Après deux tentatives aux succès inégaux – le cultissime Tron, suivi du tiédasse Tron: Legacy -, le studio Disney tient finalement une oeuvre inspirée du monde des jeux vidéo qui plaira autant aux enfants qu’à leurs parents geek.

À l’image des jeux Nintendo de première génération, l’intrigue de Wreck-It Ralph est simpliste, voire anémique. Vilain de service d’un jeu vidéo, le fameux Ralph (voix de John C. Reilly, impeccable; Philippe Laprise dans la version doublée au Québec) remet, 30 ans après sa création, son rôle en question. Sautillant d’un jeu à l’autre, à la recherche d’une quelconque valorisation, le sympathique lourdaud fera notamment connaissance avec une âme soeur en la personne d’une jeune pilote rebelle habitant un jeu de course sacchariné (Sarah Silverman, égale à elle-même). Se démarquent au sein de la distribution Jack McBrayer, en héros particulièrement fleur bleue, et Jane Lynch, en dure à cuire futuriste, protagonistes faisant malheureusement écho à leurs personnages télé fétiches, respectivement Kenneth de 30 Rock et Sue Sylvester de Glee.

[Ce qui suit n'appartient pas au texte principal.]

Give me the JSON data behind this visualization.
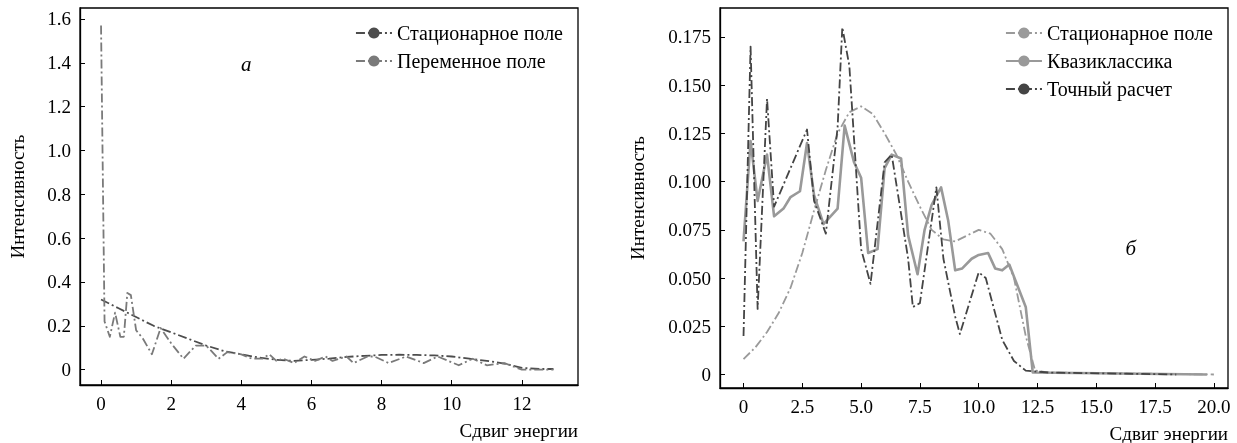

Quelque part entre le souci du détail de Toy Story (les clins d’oeil aux jeux d’antan et d’aujourd’hui sont légion sans être trop tape-à-l’oeil) et les bons sentiments de Shrek, Wreck-It Ralph « surprend » en s’enlisant dans tant de lieux communs, alors que l’univers de l’oeuvre, lui, est incroyablement riche et unique.

Premier film signé Rich Moore (réalisateur de dessins animés séditieux comme The Simpsons et Drawn Together), Wreck-It Ralph demeure toutefois un divertissement sympathique. On attend déjà la suite… et le jeu vidéo qu’on en tirera.